Art historian Tamar Garb apologized before clicking to the next slide during her presentation on Wednesday afternoon in the grand banquet hall at the New York Athletic Club on Central Park South. “You’ll forgive me for the somewhat outrageous image,” she said quickly, “but I thought it was quite important not to sanitize the reputation of Linda Nochlin in a situation like this.”
Up popped a photo of Ms. Nochlin, the eminent and trailblazing feminist art historian, at the Centre Pompidou “surrounded or flanked, as you can see, by two scandalous Robert Mapplethorpe images”—that unforgettable one of Louise Bourgeois, with a devilish grin, cradling a huge phallic sculpture and another of a man in a suit, from the chest down with his penis hanging out of his pants.
“Nothing about Linda is coy,” Ms. Garb explained, to nods and laughs of approval from the crowd of a few hundred. “She doesn’t shy away from dealing with difficult issues, the body in particular.”
In 1971, already a formidable figure in her field, Ms. Nochlin, penned “Why Have There Been No Great Women Artists?”—a devastatingly precise assault on gender imbalance in art history. “I think it was the single most important article in the history of art in the late 20th century,” Ms. Garb said. That line earned applause.
This was the AAA’s annual award luncheon, and Ms. Nochlin was the honored guest, sitting at a nearby table in an electric lime-green blouse. We sat next to a wealth manager who politely quizzed us about how young writers survive in New York. There was salmon and quiche, a generous caprese salad and wine.
As Ms. Nochlin and the eminent editor Betsy Baker (whom we saw again later, at the Guggenheim, for the John Chamberlain memorial) took the stage for a postprandial discussion about art, a light chocolate mousse arrived.

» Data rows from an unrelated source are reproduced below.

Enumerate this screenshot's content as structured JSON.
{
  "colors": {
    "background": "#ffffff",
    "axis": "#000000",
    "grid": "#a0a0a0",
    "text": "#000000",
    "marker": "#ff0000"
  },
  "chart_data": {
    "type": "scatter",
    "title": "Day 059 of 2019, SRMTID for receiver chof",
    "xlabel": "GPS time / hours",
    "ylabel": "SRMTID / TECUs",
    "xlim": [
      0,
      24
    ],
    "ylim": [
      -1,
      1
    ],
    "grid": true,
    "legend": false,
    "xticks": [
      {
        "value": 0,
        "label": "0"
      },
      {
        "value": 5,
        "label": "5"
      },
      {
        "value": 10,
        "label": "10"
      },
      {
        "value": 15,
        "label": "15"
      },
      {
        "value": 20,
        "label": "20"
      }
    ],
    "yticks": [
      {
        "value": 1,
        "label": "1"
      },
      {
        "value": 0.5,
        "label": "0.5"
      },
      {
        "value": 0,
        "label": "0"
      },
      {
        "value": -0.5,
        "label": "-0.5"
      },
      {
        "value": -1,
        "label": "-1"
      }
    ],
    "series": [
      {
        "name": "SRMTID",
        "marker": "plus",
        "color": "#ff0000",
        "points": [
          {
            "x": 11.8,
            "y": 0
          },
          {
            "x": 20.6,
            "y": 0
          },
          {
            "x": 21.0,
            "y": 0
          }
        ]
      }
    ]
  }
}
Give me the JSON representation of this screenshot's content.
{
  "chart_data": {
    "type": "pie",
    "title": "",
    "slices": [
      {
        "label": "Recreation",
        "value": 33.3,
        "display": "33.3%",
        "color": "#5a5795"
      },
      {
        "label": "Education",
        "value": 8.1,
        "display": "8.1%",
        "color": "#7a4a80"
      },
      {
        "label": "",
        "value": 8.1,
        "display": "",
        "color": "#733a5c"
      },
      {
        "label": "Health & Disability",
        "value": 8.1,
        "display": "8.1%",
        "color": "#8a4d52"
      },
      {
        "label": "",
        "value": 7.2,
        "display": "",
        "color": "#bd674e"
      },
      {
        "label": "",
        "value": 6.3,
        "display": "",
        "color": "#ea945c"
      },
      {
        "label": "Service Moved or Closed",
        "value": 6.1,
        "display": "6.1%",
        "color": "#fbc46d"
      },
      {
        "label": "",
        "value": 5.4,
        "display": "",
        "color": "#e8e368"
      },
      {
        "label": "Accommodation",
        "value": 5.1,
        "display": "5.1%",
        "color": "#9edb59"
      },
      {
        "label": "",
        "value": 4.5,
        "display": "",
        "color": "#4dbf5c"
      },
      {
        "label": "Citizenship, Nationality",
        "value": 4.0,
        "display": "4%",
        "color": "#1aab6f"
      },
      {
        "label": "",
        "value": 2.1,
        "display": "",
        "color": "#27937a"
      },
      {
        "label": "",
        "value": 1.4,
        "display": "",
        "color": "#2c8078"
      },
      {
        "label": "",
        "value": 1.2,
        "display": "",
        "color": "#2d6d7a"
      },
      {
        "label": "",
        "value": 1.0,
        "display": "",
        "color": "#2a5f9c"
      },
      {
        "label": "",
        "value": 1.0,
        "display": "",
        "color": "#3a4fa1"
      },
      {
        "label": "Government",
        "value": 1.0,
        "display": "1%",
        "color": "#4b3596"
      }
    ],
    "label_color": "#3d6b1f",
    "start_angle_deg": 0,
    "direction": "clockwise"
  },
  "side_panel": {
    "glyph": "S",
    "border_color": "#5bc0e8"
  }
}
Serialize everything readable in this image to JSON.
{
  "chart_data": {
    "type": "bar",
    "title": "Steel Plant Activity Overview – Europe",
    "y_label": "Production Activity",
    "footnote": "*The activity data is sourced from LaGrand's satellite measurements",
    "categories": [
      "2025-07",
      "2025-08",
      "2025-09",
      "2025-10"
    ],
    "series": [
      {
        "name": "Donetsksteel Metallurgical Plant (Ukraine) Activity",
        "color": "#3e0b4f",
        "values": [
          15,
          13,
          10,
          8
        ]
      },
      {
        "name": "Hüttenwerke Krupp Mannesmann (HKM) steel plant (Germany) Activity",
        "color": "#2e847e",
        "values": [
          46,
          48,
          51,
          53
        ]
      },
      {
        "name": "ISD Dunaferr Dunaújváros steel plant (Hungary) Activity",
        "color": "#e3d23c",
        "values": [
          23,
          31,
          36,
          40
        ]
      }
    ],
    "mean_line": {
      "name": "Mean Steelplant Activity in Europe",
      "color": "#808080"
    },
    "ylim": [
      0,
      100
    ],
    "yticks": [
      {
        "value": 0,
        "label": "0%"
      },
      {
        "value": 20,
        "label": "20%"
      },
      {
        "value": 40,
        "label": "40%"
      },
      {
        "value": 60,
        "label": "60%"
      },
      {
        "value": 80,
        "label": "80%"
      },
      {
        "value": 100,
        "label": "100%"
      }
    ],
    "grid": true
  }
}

“When did the idea of ‘the new’ surface in art?” Ms. Baker asked. “And was it ever seen as a virtue, a necessity, a problem, all of the above or something else?”
“Wowww!” Ms. Nochlin exclaimed. “Thanks, Betsy. I’m glad you’re an old friend, because that’s a hard question.” But she handled it with aplomb. “The modern age was seen as a sad falling off—from the glory of antiquity,” she said. She imitated artists of long-ago centuries, in a defeated tone: “Would that we could make poetry like Ovid or write an epic like The Iliad!” Things started picking up in the 16th and 17th century as science and humanism began to appear, she said. Today, of course, is all about chasing the new.
Ms. Nochlin feels positive about the present. “Interesting and progressive and different things are going on in the art world right now, and I think it is a good moment,” she told Ms. Baker. “It’s hard to define the moment. It’s so nice when an ism happens—and you can say, ‘Oh yes, this ism is just what is the newest thing, and we all love this ism!'”
Though Ms. Nochlin has long had a track record of embracing the unusual and adventurous from all sorts of isms in art history and contemporary art, she admitted that she is partial to some types of work more than others. “In my deep of heart of hearts I’m an old realist or a new realist or whatever you want to call me,” she said. (She’s been painted by a few great realists over the years, including Alice Neel and Philip Pearlstein.) “I love the human figure and brushwork and good outlines,” she said happily. “And representation—that forbidden word—I’ve loved.”